Tufts students will also participate in the degree program for incarcerated students through participation in the Tufts chapter of Petey Greene, a national organization that trains and facilitates college students tutoring in correctional facilities. Additionally, some graduate students and Tufts staff are already part of mentor teams coordinated by Partakers.
Research also plays a pivotal role in the program. Binda is continuing to work with Carolyn Rubin, an assistant professor of public health and community medicine at the School of Medicine, Jill Weinberg, an assistant professor of sociology in the School of Arts and Sciences, and Kim Dong, a research assistant professor of public health and community medicine at the School of Medicine on a study involving interviews with formerly incarcerated people who had college experience in prison. In addition, the research team is studying the impact of the TUPIT program to help with program assessment.
“We know from our first study and from others that having a college degree does break down barriers in terms of gaining access to middle class jobs, and it also opens doors to the possibility of continuing your education,” said Binda. “We’ve also found that educational success is less about the acquisition of facts and more about the sense of self that emerges from the process itself—specifically the sense of self that emerges from positive relationships with the professor, with peers, and even with the correctional staff. Once these students embarked on life outside prison, they brought a new sense of confidence and self-worth with them.”
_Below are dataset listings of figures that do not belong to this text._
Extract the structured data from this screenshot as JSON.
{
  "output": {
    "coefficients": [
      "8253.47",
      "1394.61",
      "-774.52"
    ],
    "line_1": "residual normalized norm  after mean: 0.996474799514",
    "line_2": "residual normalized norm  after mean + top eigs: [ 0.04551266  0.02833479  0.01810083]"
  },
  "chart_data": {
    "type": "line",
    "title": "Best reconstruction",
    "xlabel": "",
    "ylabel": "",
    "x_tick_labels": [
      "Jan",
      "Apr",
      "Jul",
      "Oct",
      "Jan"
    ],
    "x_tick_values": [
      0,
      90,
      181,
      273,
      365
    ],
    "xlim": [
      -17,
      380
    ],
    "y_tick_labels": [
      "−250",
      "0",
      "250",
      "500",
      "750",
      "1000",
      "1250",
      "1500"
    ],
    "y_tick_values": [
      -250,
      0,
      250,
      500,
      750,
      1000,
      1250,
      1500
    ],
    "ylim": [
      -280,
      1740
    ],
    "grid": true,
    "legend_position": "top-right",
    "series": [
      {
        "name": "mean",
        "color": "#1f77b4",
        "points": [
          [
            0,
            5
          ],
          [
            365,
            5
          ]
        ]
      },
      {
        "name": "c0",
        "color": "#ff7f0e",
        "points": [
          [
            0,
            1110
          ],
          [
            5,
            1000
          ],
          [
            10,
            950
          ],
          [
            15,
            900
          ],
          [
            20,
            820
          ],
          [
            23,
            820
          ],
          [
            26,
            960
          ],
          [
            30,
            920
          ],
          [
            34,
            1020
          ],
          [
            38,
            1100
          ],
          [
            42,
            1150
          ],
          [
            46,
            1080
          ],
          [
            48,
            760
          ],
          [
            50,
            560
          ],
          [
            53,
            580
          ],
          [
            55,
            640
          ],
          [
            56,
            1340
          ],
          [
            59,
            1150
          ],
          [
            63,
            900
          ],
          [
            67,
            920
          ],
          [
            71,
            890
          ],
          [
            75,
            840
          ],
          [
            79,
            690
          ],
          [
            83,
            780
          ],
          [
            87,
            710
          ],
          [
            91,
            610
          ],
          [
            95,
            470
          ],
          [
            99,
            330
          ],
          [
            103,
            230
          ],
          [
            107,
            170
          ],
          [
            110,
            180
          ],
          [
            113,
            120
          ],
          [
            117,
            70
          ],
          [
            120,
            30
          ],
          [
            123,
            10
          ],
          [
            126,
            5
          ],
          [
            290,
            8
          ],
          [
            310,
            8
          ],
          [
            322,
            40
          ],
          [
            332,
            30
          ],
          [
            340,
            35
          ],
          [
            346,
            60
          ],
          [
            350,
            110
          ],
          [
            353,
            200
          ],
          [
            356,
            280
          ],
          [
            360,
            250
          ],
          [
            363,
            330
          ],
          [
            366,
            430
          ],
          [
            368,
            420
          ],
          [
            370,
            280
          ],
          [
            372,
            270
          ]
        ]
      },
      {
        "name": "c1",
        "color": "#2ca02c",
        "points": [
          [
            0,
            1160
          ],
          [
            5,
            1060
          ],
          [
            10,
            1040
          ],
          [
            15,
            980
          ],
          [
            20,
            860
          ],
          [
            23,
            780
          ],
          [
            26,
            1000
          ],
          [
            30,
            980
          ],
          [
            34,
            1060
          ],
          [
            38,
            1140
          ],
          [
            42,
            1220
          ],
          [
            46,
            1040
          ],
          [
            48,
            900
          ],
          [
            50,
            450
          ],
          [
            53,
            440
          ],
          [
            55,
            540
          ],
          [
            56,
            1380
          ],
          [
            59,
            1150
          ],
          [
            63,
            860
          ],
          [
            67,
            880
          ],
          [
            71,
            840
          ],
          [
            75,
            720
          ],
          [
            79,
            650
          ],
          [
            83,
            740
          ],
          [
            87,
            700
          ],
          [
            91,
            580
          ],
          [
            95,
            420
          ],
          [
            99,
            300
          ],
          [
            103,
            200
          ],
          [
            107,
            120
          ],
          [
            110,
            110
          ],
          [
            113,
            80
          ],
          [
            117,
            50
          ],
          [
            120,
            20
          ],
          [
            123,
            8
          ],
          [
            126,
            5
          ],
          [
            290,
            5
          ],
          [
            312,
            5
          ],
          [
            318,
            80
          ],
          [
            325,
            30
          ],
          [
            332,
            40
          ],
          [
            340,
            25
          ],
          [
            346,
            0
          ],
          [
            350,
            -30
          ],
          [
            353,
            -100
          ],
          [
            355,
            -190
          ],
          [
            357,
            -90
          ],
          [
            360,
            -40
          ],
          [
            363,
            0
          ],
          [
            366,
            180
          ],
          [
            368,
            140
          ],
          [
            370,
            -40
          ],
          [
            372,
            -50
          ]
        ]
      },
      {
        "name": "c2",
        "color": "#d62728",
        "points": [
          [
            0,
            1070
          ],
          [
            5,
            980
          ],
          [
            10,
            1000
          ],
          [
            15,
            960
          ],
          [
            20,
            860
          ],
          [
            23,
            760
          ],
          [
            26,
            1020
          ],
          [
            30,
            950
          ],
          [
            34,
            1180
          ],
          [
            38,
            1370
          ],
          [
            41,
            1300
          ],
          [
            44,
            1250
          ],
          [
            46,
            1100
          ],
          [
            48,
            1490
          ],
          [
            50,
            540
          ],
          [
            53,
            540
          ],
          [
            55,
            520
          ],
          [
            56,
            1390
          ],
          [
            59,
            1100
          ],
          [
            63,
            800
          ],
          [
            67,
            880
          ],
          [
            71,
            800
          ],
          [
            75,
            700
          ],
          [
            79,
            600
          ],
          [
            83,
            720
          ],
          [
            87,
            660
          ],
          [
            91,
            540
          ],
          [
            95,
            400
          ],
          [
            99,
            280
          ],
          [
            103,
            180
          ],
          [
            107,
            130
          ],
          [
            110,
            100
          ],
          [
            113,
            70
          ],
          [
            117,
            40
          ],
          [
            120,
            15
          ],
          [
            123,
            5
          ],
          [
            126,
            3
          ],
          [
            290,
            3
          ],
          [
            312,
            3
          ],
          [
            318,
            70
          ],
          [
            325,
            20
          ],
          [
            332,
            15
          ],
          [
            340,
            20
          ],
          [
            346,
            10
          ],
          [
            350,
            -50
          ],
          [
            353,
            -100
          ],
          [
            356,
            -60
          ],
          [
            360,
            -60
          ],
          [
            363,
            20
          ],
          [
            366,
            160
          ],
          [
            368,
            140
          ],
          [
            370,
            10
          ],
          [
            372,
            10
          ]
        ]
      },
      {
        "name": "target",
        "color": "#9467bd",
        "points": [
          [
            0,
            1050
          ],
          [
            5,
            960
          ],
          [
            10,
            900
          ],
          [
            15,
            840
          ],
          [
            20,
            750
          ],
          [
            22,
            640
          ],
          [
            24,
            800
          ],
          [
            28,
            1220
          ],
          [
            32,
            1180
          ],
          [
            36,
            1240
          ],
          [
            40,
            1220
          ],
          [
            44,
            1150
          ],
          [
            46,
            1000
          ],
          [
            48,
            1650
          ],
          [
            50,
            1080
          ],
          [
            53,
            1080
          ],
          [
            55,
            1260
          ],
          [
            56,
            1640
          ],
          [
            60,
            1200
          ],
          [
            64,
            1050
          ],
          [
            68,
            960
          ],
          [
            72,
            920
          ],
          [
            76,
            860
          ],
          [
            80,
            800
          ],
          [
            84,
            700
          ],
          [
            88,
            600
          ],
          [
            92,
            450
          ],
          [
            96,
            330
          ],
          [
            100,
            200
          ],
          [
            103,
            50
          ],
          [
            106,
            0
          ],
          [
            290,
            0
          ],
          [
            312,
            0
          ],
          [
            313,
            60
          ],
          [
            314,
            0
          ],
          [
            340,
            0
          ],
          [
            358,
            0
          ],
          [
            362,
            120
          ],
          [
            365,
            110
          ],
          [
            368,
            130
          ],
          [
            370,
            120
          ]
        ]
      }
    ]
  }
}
Tufts has established itself as a frontrunner in Massachusetts in seeing education as inherently linked to prison reforms and re-entry support. It is, in partnership with Bunker Hill, one of the four anchor prison education programs that form the new Mass Prison Education Consortium (MPEC), along with MIT, Boston University, and Mount Wachusett Community College. The consortium, announced in September, is spearheaded by the Educational Justice Institute at MIT and funded with a $250,000 grant from the Vera Institute of Justice and from the Mellon Foundation.